In 2008, with a week to go before November 1st, I decided to take part in NaNoWriMo for the first time. I was in my final year of secondary school, taking all honours classes, not feeling especially confident about the exams at the end of the school year, and not feeling like I’d do especially well with my writing to that point.
I gave it a shot, keeping a blog about the writing process. The posts exist somewhere on a computer or a memory stick or a harddrive, no longer online – having only existed on Bebo, that ancient relic of the Internet. They chronicled my journey with my protagonist, Sam, and all the ways I tried to keep myself going with the book. (When I went looking for the book’s cover for this post, I found them. They make for a cringe-worthy 3000 words.)
On November 30th, with only a few days to plan the book before the month began, I verified a word count of 50074 words. I “won” a free print copy of the book, Meet Sam. A friend of mine, a photographer named David Doherty, took some photos for me for the cover. In 2008, he was the only photographer I knew, and I had no design (a) experience or (b) software. I think I used something that came with a camera. I think we’ve both come a long way since then.
I still have a few copies of the book on my shelf. I had teachers and lecturers provide some feedback on it. There’s definitely something to work with, there, though my genre focus would require a bit of a rewrite with some slightly more fantastical elements thrown in (nothing that would drastically change the book, mind, just something to solidify it on the teetering edge of Fantasy, in the way that Kazuo Ishiguro writes Fantasy and Science Fiction.
The few days before NaNoWriMo are the best time to commit to a book. Meet Sam didn’t exist in my head before I decided to do NaNoWriMo.

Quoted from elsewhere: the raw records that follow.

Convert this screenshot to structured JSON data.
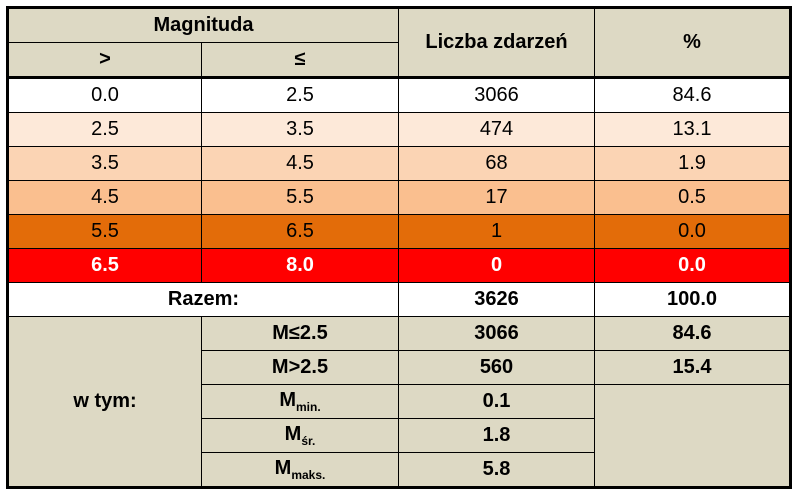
{
  "header": {
    "magnitude": "Magnituda",
    "gt": ">",
    "le": "≤",
    "count": "Liczba zdarzeń",
    "percent": "%"
  },
  "rows": [
    [
      "0.0",
      "2.5",
      "3066",
      "84.6"
    ],
    [
      "2.5",
      "3.5",
      "474",
      "13.1"
    ],
    [
      "3.5",
      "4.5",
      "68",
      "1.9"
    ],
    [
      "4.5",
      "5.5",
      "17",
      "0.5"
    ],
    [
      "5.5",
      "6.5",
      "1",
      "0.0"
    ],
    [
      "6.5",
      "8.0",
      "0",
      "0.0"
    ]
  ],
  "total": {
    "label": "Razem:",
    "count": "3626",
    "percent": "100.0"
  },
  "breakdown": {
    "label": "w tym:",
    "items": [
      {
        "label": "M≤2.5",
        "count": "3066",
        "percent": "84.6"
      },
      {
        "label": "M>2.5",
        "count": "560",
        "percent": "15.4"
      }
    ],
    "stats": [
      {
        "symbol": "M",
        "sub": "min.",
        "value": "0.1"
      },
      {
        "symbol": "M",
        "sub": "śr.",
        "value": "1.8"
      },
      {
        "symbol": "M",
        "sub": "maks.",
        "value": "5.8"
      }
    ]
  }
}
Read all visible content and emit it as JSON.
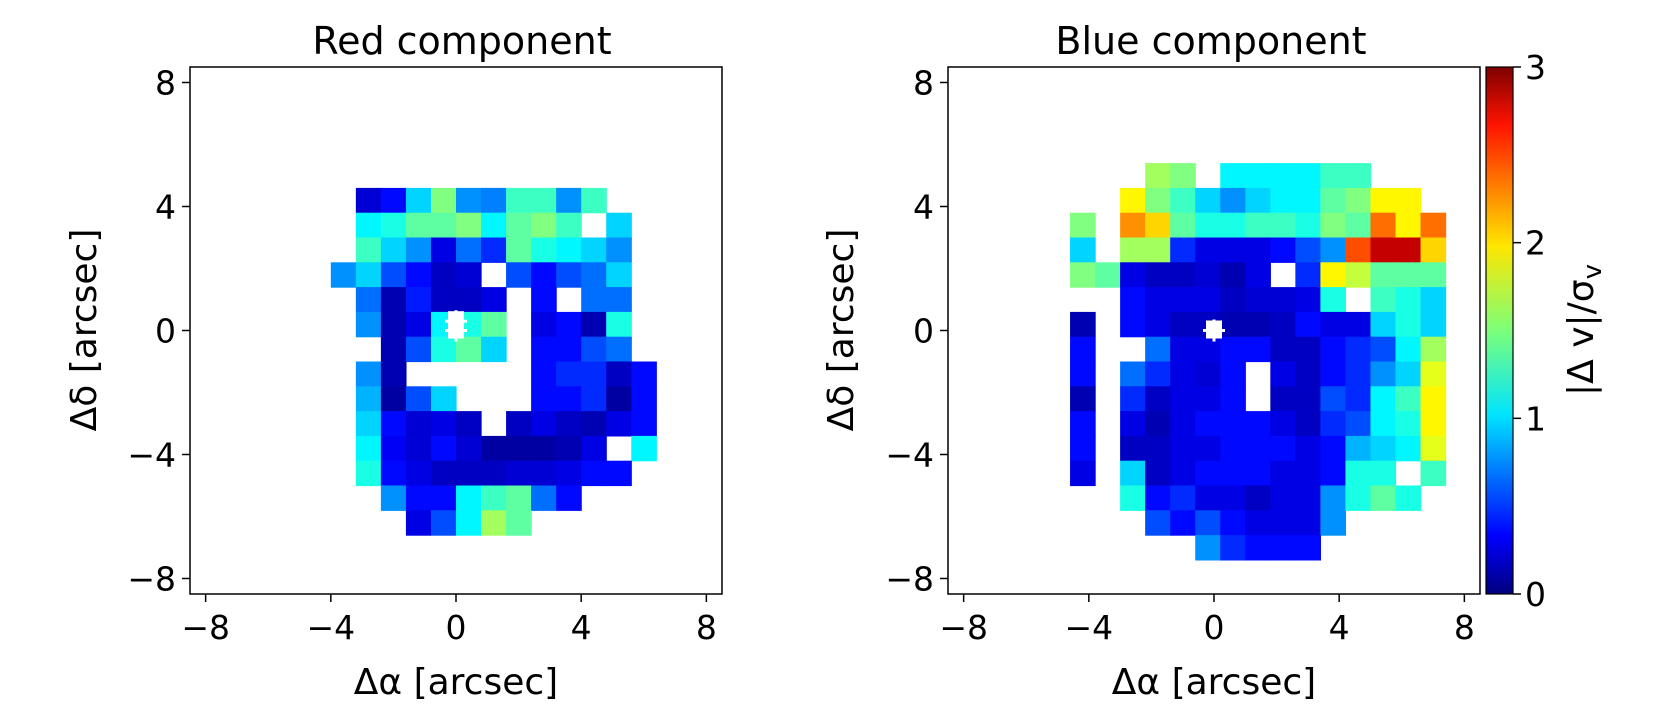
{
  "chart_data": {
    "type": "heatmap",
    "colormap": "jet",
    "colorbar": {
      "label": "|Δ v|/σ",
      "label_subscript": "v",
      "range": [
        0,
        3
      ],
      "ticks": [
        "0",
        "1",
        "2",
        "3"
      ]
    },
    "cell_size_arcsec": 0.8,
    "panels": [
      {
        "title": "Red component",
        "xlabel": "Δα [arcsec]",
        "ylabel": "Δδ [arcsec]",
        "xlim": [
          -8.5,
          8.5
        ],
        "ylim": [
          -8.5,
          8.5
        ],
        "xticks": [
          "−8",
          "−4",
          "0",
          "4",
          "8"
        ],
        "yticks": [
          "8",
          "4",
          "0",
          "−4",
          "−8"
        ],
        "grid": {
          "x0": -4.0,
          "y_top": 4.6,
          "rows": [
            ". 0.25 0.40 1.00 1.50 0.80 0.75 1.30 1.30 0.80 1.30 . .",
            ". 1.10 1.20 1.40 1.40 1.50 1.10 1.40 1.50 1.30 . 1.00 .",
            ". 1.30 1.00 0.80 0.30 0.70 0.50 1.40 1.20 1.10 1.00 0.80 .",
            "0.80 1.00 0.60 0.40 0.20 0.25 . 0.60 0.40 0.60 0.70 1.00 .",
            ". 0.70 0.15 0.45 0.20 0.20 0.30 . 0.40 . 0.70 0.70 .",
            ". 0.80 0.15 0.30 1.10 1.20 1.40 . 0.30 0.40 0.15 1.20 .",
            ". . 0.15 0.60 1.20 1.40 1.00 . 0.40 0.40 0.60 0.70 .",
            ". 0.80 0.15 . . . . . 0.40 0.50 0.50 0.20 0.40",
            ". 0.90 0.10 0.60 1.00 . . . 0.40 0.40 0.50 0.10 0.40",
            ". 1.00 0.40 0.25 0.30 0.20 . 0.20 0.30 0.20 0.15 0.30 0.40",
            ". 1.10 0.35 0.25 0.40 0.25 0.10 0.10 0.10 0.15 0.30 . 1.10",
            ". 1.20 0.40 0.30 0.20 0.20 0.20 0.25 0.25 0.30 0.40 0.40 .",
            ". . 0.80 0.40 0.40 1.10 1.30 1.40 0.70 0.40 . . .",
            ". . . 0.30 0.60 1.10 1.60 1.40 . . . . ."
          ]
        },
        "markers": [
          {
            "type": "cross",
            "x": 0.0,
            "y": 0.3
          },
          {
            "type": "cross",
            "x": 0.0,
            "y": 0.0
          }
        ]
      },
      {
        "title": "Blue component",
        "xlabel": "Δα [arcsec]",
        "ylabel": "Δδ [arcsec]",
        "xlim": [
          -8.5,
          8.5
        ],
        "ylim": [
          -8.5,
          8.5
        ],
        "xticks": [
          "−8",
          "−4",
          "0",
          "4",
          "8"
        ],
        "yticks": [
          "8",
          "4",
          "0",
          "−4",
          "−8"
        ],
        "grid": {
          "x0": -4.6,
          "y_top": 5.4,
          "rows": [
            ". . . 1.60 1.50 . 1.10 1.10 1.10 1.10 1.30 1.30 . . .",
            ". . 1.90 1.50 1.30 1.00 0.80 1.00 1.10 1.10 1.40 1.50 1.90 1.90 .",
            "1.50 . 2.20 2.00 1.40 1.20 1.20 1.30 1.30 1.20 1.50 1.40 2.30 1.90 2.30",
            "1.00 . 1.60 1.60 0.50 0.30 0.30 0.30 0.40 0.60 0.80 2.40 2.80 2.80 2.00",
            "1.50 1.40 0.30 0.20 0.20 0.25 0.15 0.30 . 0.50 1.90 1.70 1.40 1.40 1.40",
            ". . 0.40 0.30 0.30 0.30 0.20 0.25 0.25 0.30 1.20 . 1.30 1.20 1.00",
            "0.15 . 0.40 0.30 0.20 0.20 0.15 0.15 0.20 0.40 0.30 0.30 1.00 1.20 1.00",
            "0.40 . . 0.70 0.30 0.30 0.40 0.40 0.20 0.20 0.40 0.50 0.60 1.10 1.60",
            "0.40 . 0.70 0.50 0.30 0.25 0.40 . 0.30 0.20 0.40 0.50 0.80 1.00 1.80",
            "0.15 . 0.50 0.20 0.30 0.30 0.40 . 0.20 0.20 0.60 0.50 1.10 1.30 1.90",
            "0.40 . 0.30 0.15 0.30 0.40 0.40 0.40 0.30 0.20 0.50 0.60 1.10 1.20 1.90",
            "0.40 . 0.20 0.20 0.30 0.30 0.40 0.40 0.40 0.30 0.40 0.90 1.00 1.10 1.80",
            "0.30 . 1.00 0.20 0.30 0.40 0.40 0.40 0.30 0.30 0.40 1.20 1.20 . 1.30",
            ". . 1.20 0.40 0.50 0.30 0.30 0.20 0.30 0.30 0.80 1.20 1.40 1.20 .",
            ". . . 0.60 0.40 0.60 0.40 0.30 0.30 0.30 0.80 . . . .",
            ". . . . . 0.80 0.50 0.40 0.40 0.40 . . . . ."
          ]
        },
        "markers": [
          {
            "type": "cross",
            "x": 0.0,
            "y": 0.0
          }
        ]
      }
    ]
  }
}
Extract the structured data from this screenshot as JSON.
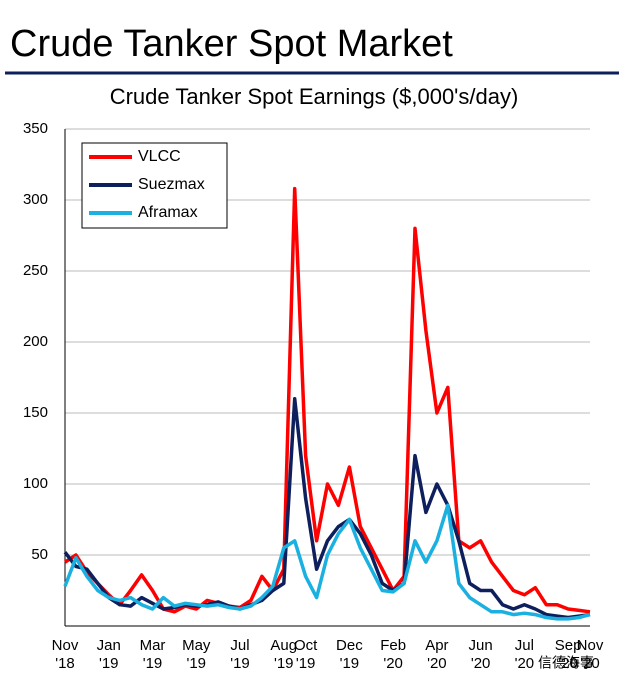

I wholly believe that it’s not too late to start planning a book, that it’s not too late for someone to give it a shot. I’d only ever written one (bad) book before taking part for the first time, and had two incomplete books floating around up to this point.
Anyone who thinks that, maybe, they want to write a book should give it a shot. And here’s the thing I want to make clear, both now and with my NaNoWriMo novel for this year: failure is okay. Failure happens. We can never prepare for every eventuality. Things come up and derail a perfectly good month of writing, or a job, or a relationship. Something in life happens, and we have to figure out how to move forward from that point on.
But just because failure is a possibility, and just because you haven’t tried something, is no reason not to make an attempt. Life is about experiences.